We came up to the sturdy wall. I could see little columns of smoke riding up from inside the wall. A guard stood on top of the wall looking down at us, “Watcha drag in this time Richie?”
The old man smiled up at the guard, “Folks who say they are travelers. Dona no if I rightly believe ’em myself, but I figured best ta bring ’em in.”
I suddenly found myself wondering if we were just being brought in so they could take our horses from us. Maybe horses were rare and they wanted them. If that was the case I wasn’t giving Kingston up unless they killed me. Of course, I couldn’t really put up that good a fight since I couldn’t fight. This might have been a really bad idea.
We walked around the wall until we came to a gate, and once we were there the gate quickly opened up.
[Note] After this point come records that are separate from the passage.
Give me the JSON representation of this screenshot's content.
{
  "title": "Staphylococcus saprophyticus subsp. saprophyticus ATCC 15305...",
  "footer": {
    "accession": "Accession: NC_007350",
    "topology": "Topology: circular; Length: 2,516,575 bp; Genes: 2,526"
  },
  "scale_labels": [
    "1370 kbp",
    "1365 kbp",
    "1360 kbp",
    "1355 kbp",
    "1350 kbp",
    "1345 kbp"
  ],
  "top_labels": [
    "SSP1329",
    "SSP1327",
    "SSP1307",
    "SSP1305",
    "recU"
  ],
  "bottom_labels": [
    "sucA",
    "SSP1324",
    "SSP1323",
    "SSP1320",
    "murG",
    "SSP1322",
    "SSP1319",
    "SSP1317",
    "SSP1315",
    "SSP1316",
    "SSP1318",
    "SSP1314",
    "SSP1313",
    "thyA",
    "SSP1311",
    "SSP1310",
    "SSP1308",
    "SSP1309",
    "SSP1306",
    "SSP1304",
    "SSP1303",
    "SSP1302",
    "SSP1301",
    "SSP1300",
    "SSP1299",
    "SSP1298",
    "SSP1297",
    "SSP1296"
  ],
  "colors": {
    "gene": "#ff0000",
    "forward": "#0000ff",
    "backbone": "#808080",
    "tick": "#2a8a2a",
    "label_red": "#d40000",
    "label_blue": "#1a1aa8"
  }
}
We walked through and I looked back at the guys and saw Roderick reaching out and touching the gate with a look of longing on his face. He missed the wall, and there was nothing I could do to help him with that problem. He had left it from his own free choice.
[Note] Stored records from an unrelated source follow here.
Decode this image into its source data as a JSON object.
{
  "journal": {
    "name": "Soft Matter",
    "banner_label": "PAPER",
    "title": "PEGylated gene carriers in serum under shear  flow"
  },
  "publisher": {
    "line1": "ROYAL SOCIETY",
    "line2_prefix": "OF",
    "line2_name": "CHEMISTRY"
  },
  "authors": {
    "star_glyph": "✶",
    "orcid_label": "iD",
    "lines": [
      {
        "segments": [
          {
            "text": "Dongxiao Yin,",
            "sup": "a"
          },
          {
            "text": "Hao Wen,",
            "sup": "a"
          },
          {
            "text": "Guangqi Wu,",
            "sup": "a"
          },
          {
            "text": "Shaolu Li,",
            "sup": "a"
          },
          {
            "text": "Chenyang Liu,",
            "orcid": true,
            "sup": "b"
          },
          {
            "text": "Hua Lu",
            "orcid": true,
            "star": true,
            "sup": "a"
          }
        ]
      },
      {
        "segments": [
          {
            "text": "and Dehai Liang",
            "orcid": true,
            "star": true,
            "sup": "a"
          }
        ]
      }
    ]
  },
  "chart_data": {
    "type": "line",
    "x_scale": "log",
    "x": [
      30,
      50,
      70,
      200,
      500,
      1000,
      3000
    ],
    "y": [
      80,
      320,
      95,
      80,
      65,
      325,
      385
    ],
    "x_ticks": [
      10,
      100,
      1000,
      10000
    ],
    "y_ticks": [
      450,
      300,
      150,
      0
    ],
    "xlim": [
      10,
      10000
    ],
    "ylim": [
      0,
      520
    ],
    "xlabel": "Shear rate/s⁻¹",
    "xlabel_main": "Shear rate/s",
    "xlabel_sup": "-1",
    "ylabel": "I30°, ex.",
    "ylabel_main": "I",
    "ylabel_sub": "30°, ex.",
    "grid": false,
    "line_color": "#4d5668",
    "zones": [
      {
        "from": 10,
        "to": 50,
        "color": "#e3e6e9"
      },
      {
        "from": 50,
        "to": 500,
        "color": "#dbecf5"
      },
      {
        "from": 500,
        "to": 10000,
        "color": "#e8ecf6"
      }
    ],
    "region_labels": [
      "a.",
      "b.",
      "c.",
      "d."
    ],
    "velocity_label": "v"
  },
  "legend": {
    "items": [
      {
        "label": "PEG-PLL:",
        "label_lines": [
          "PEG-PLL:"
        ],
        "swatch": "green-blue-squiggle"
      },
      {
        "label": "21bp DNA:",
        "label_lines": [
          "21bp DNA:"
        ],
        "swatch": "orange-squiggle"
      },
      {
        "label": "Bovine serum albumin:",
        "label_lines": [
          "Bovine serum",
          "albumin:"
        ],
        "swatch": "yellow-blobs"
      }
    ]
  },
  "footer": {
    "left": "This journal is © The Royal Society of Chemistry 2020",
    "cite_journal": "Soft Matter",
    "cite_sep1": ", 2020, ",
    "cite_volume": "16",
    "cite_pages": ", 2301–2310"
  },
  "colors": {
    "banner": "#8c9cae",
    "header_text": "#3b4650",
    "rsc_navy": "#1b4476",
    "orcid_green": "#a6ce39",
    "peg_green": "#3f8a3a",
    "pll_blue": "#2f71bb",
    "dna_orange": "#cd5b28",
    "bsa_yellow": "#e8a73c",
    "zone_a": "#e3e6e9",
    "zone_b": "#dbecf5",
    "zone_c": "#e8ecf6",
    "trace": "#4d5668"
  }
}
Inside the wall there was a double circle of houses with a giant wooden house or building in the center and a fairly large open space around it. I estimated there were about fifty or so houses in this village. They were fairly small houses, but only one or two of the houses looked new.
I dismounted and looked back to see that the two men had already dismounted. “Where do you want us to put the horses?” I asked as loudly as I could so that the old man could hear me.
“Put ’em in da barn. That building on da left with da fence.” I looked over to the left and realized the building I had thought was a house there was in fact a barn.